February’s government-bond rout has rattled one of the foundations of past year’s powerful stock-market rally: Investors’ certainty that the ultralow long-term interest rates are here to stay, thus risk assets are under great pressure now.

A wave of selling in the past two weeks drove the yield on the benchmark 10-year Treasury note, which helps set borrowing costs on everything from corporate debt to mortgages, to above 1.5% – its highest level since the pandemic began and up from 0.7% in October.

Federal Reserve officials have said that the climb is a healthy one, reflecting investors’ improving expectations for a vaccine- and stimulus-fuelled economic recovery. Many portfolio managers say they believe rates are likely to flatten out in coming days as yields finally reach what they see as attractive levels. Those views will get a fresh test this week, with Fed Chairman Jerome Powell scheduled to make a public appearance Thursday and the release of February’s jobs report Friday.

But there are signs, such as unusually soft demand for recent Treasury debt auctions, that selling may not be over and yields may have further to rise. Some traders warn that bond markets are signalling a powerful economic recovery that could upend the dynamics that have held borrowing costs low while powering stocks to records – potentially a recipe for more of the topsy-turvy trading seen over the past week, when the Dow industrials swung more than 1,000 points over three days.

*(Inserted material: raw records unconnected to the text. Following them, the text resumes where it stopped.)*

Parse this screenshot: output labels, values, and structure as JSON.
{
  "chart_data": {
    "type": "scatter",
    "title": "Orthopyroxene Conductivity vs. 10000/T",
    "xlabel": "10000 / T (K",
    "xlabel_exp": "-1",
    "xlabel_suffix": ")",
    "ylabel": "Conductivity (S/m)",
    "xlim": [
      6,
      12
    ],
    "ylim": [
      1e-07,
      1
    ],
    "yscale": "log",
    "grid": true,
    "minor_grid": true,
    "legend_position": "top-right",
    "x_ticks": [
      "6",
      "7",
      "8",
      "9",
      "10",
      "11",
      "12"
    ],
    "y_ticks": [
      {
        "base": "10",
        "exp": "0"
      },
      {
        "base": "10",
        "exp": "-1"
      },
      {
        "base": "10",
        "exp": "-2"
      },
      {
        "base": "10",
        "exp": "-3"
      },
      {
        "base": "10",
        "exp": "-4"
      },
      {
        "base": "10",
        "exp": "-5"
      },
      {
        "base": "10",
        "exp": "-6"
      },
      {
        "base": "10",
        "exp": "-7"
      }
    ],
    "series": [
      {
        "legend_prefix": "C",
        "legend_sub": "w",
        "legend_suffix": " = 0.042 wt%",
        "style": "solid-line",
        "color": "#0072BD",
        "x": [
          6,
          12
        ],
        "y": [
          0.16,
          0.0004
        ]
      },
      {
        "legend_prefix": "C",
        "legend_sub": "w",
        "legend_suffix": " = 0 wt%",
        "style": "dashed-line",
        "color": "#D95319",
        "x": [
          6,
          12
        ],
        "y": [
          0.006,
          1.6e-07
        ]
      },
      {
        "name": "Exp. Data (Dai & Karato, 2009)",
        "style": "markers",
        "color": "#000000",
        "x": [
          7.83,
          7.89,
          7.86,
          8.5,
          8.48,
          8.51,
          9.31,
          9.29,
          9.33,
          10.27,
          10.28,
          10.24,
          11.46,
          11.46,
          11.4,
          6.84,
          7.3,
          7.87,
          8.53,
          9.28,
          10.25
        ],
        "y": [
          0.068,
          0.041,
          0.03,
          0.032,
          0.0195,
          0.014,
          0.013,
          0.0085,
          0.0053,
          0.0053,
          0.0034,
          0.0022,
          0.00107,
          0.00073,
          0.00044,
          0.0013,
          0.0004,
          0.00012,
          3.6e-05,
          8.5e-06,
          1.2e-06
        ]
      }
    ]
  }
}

Moves in market-based measures of inflation are also prompting concerns. Rising prices dent the purchasing power of bonds’ fixed payments and could force the Fed to raise rates sooner than expected. While inflation has remained muted for years, usually below the Fed’s 2% target, some worry that the economic reopening and stimulus efforts by the Fed and Congress could spark an acceleration.

In 2013, global bond markets fell sharply after the US Federal Reserve hinted at an intention to start withdrawing post-2008 stimulus, in a shock known as the “taper tantrum.”

Nonetheless, the theme is the same: investors are beginning to price in the possibility of the Fed pulling back from its emergency measures introduced to temper the effects of the pandemic. In theory, the central bank would do that only if the US economy were starting to recover. It has already promised to shrug off a rise in inflation above its 2% target. And inflation is stuck well below that level at 1.5%, but investors are testing the Fed.

Fed's leadership held some “responsibility” for the “disorderly” move in inflation-adjusted Treasury yields seen this week. The 10-year real yield, which also serves as a barometer of expectations for future Fed rate moves, has risen sharply to negative 0.6%, well off its all-time lows of over negative 1% and back to levels last seen in June.

 

The absence of any indication of concern or central banker carefulness around the move in yields has been read in markets as a green light to ramp real yields higher. A change of tone at least seems warranted in investors’ view.